You don't necessarily need formal qualifications to become a technical writer. But you do need to be able to write clearly and succinctly.
A background in a related profession would be useful – in my case I started as a technical translator, before becoming an editor and then a writer. Experience in journalism or writing for contract publishers (they do corporate magazines and part-works) would also be helpful. Plus you need the ability to get to grips with IT applications quickly.
One way to see if you've got what it takes, is to write your own user guide for a video player (or similar device). Put yourself in the position of a first-time user and create a logical step-by-step sequence for each ‘task’, e.g. record a film on one channel while you are watching another, record a film later in the evening when you'll be out.

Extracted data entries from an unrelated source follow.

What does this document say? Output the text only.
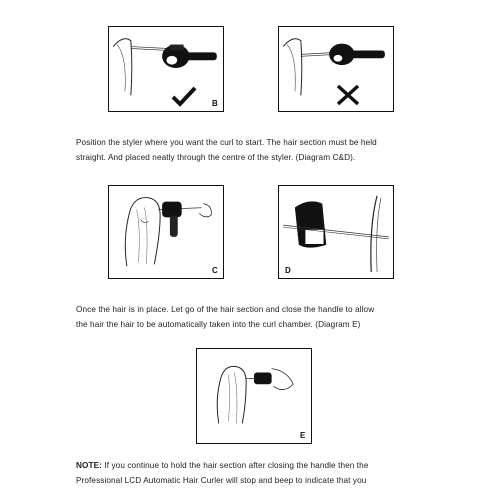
B
Position the styler where you want the curl to start. The hair section must be held
straight. And placed neatly through the centre of the styler. (Diagram C&D).
C	D
Once the hair is in place. Let go of the hair section and close the handle to allow
the hair the hair to be automatically taken into the curl chamber. (Diagram E)
E
NOTE: If you continue to hold the hair section after closing the handle then the
Professional LCD Automatic Hair Curler will stop and beep to indicate that you
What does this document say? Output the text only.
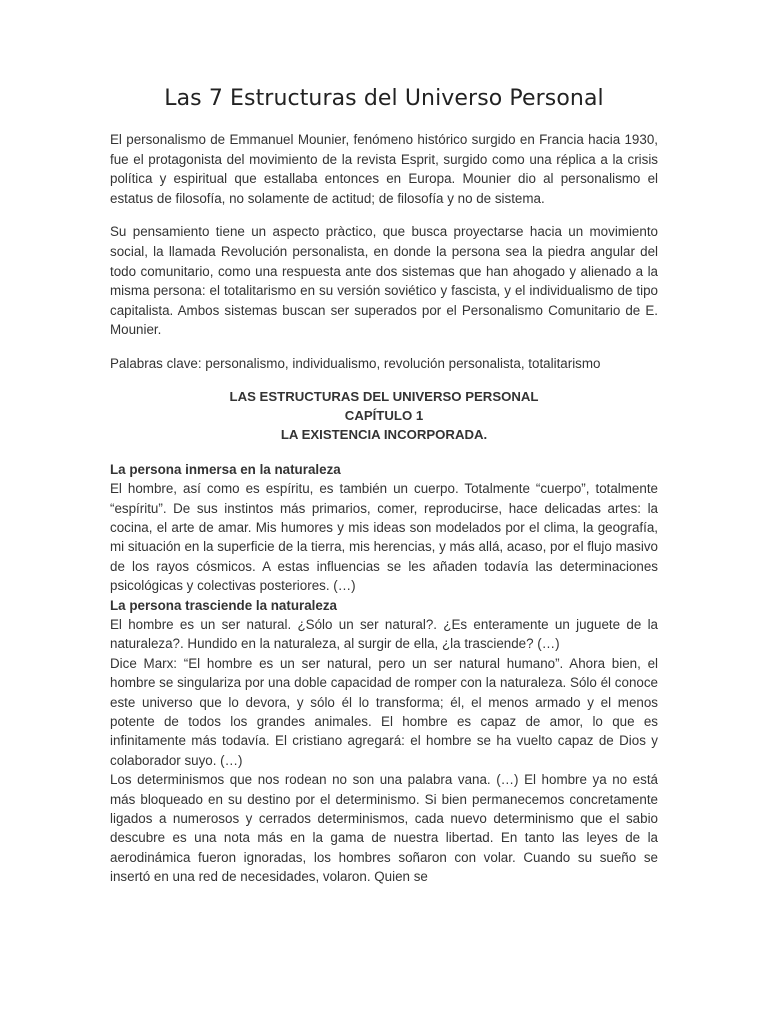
Las 7 Estructuras del Universo Personal

El personalismo de Emmanuel Mounier, fenómeno histórico surgido en Francia hacia 1930, fue el protagonista del movimiento de la revista Esprit, surgido como una réplica a la crisis política y espiritual que estallaba entonces en Europa. Mounier dio al personalismo el estatus de filosofía, no solamente de actitud; de filosofía y no de sistema.

Su pensamiento tiene un aspecto pràctico, que busca proyectarse hacia un movimiento social, la llamada Revolución personalista, en donde la persona sea la piedra angular del todo comunitario, como una respuesta ante dos sistemas que han ahogado y alienado a la misma persona: el totalitarismo en su versión soviético y fascista, y el individualismo de tipo capitalista. Ambos sistemas buscan ser superados por el Personalismo Comunitario de E. Mounier.

Palabras clave: personalismo, individualismo, revolución personalista, totalitarismo

LAS ESTRUCTURAS DEL UNIVERSO PERSONAL
CAPÍTULO 1
LA EXISTENCIA INCORPORADA.
La persona inmersa en la naturaleza

El hombre, así como es espíritu, es también un cuerpo. Totalmente “cuerpo”, totalmente “espíritu”. De sus instintos más primarios, comer, reproducirse, hace delicadas artes: la cocina, el arte de amar. Mis humores y mis ideas son modelados por el clima, la geografía, mi situación en la superficie de la tierra, mis herencias, y más allá, acaso, por el flujo masivo de los rayos cósmicos. A estas influencias se les añaden todavía las determinaciones psicológicas y colectivas posteriores. (…)

La persona trasciende la naturaleza

El hombre es un ser natural. ¿Sólo un ser natural?. ¿Es enteramente un juguete de la naturaleza?. Hundido en la naturaleza, al surgir de ella, ¿la trasciende? (…)

Dice Marx: “El hombre es un ser natural, pero un ser natural humano”. Ahora bien, el hombre se singulariza por una doble capacidad de romper con la naturaleza. Sólo él conoce este universo que lo devora, y sólo él lo transforma; él, el menos armado y el menos potente de todos los grandes animales. El hombre es capaz de amor, lo que es infinitamente más todavía. El cristiano agregará: el hombre se ha vuelto capaz de Dios y colaborador suyo. (…)

Los determinismos que nos rodean no son una palabra vana. (…) El hombre ya no está más bloqueado en su destino por el determinismo. Si bien permanecemos concretamente ligados a numerosos y cerrados determinismos, cada nuevo determinismo que el sabio descubre es una nota más en la gama de nuestra libertad. En tanto las leyes de la aerodinámica fueron ignoradas, los hombres soñaron con volar. Cuando su sueño se insertó en una red de necesidades, volaron. Quien se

Then give the guide to a friend or family member and see how they get on learning to use the video. If they come back full of praise about how easy it was to follow your guide, you'll know you are on the right track.
Your next step would be to put your homespun user guide to good practical use – by handing it out as an example of your abilities when applying for technical writing jobs or contract work.
Include a copy of the manufacturer-supplied guide for comparison. Yours should of course be better! Obviously this won't have the same impact as a portfolio of work you've done for Microsoft or Sun Microsystems. But it might get you a start.
Writing a user guide off your own bat shows commitment and determination. Few employers worth their salt will ignore these character traits.
Besides writing your own user guide, you will need to study all the books, periodicals and websites you can find that are devoted to technical writing. Soak up and learn everything you can. And don't forget to keep honing your skills.
If you have the time, try to write a short user guide every week. For instance, you could rewrite the information leaflet from a packet of paracetamol, endeavouring to make it clearer and easier to understand than the original.
Do this kind of thing regularly and within months your abilities will begin to show a professional edge. The secret is persistence.
An excellent resource that will help you on your way to becoming a technical writer is Susan Bilheimer's ‘How to Become a Technical Writer’ eBook. It's in PDF format and can be downloaded from the Web. You can find out more by going to… Susan Bilheimer's How to Become a Technical Writer eBook
Briefly, though, Bilheimer was a struggling freelance journalist, who needed a way to use her skills more lucratively. Technical writing looked like the answer.
At first, she had no real idea what the technical authoring field was about. But after much study and practise, she forged a successful career out of her ability to write and her love of technology.
Susan Bilheimer taught herself the art (and science) of technical writing. And she is not alone: informal statistics show that around three quarters of technical writers are also self-taught.
But not everyone wants to do it for themselves. You might lack confidence or prefer to have an outside stimulus to motivate you. In which case, you could do a course in technical writing – and use the qualifications you get to help you find work.
A number of universities and training companies offer courses in technical writing. Some are good, some not so good.
The reason for this is there's no set of educational standards for the technical writer; nor is there a central body setting out what should and shouldn't be on the curriculum of technical writing courses.
But this may soon change as the Institute of Scientific and Technical Communicators (ISTC) is in the process of creating a set of National Occupational Standards for the United Kingdom.
In 1991, the School of Cultural Studies of Sheffield Hallam University set up the first distance-learning, postgraduate course in technical communication in the UK.
Dr. Noel Williams developed the course in collaboration with representatives from the technical documentation profession – who believed there was a need for a postgraduate qualification in their field.
The course combines the theoretical aspects of effective technical communication with practical and pragmatic approaches to writing in technical and business contexts.
It includes modules which broaden your expertise and understanding of technical communications, rather than merely honing your writing skills.
Year one: Communication planning and theory, information design, language and writing, portfolio of professional reflective practice
Year two: Collaborative work, visual communication, one of software documentation and interface or hypermedia design, portfolio of professional practice
Year three: You define your own area of study, to demonstrate your ability to question and expand your professional practice. You must focus on an area of general interest to the technical communication profession but can tailor the theme of your dissertation to reflect your career strengths and aspirations.
The course has been designed for individuals with a technical or scientific background who wish to take up technical authorship as a second career.
Equally, it is aimed at recent graduates in a scientific or technical area who wish to develop their communication skills and recent graduates in humanities and business studies who would like to develop their awareness of, and skills in, computer applications relevant to technical authorship.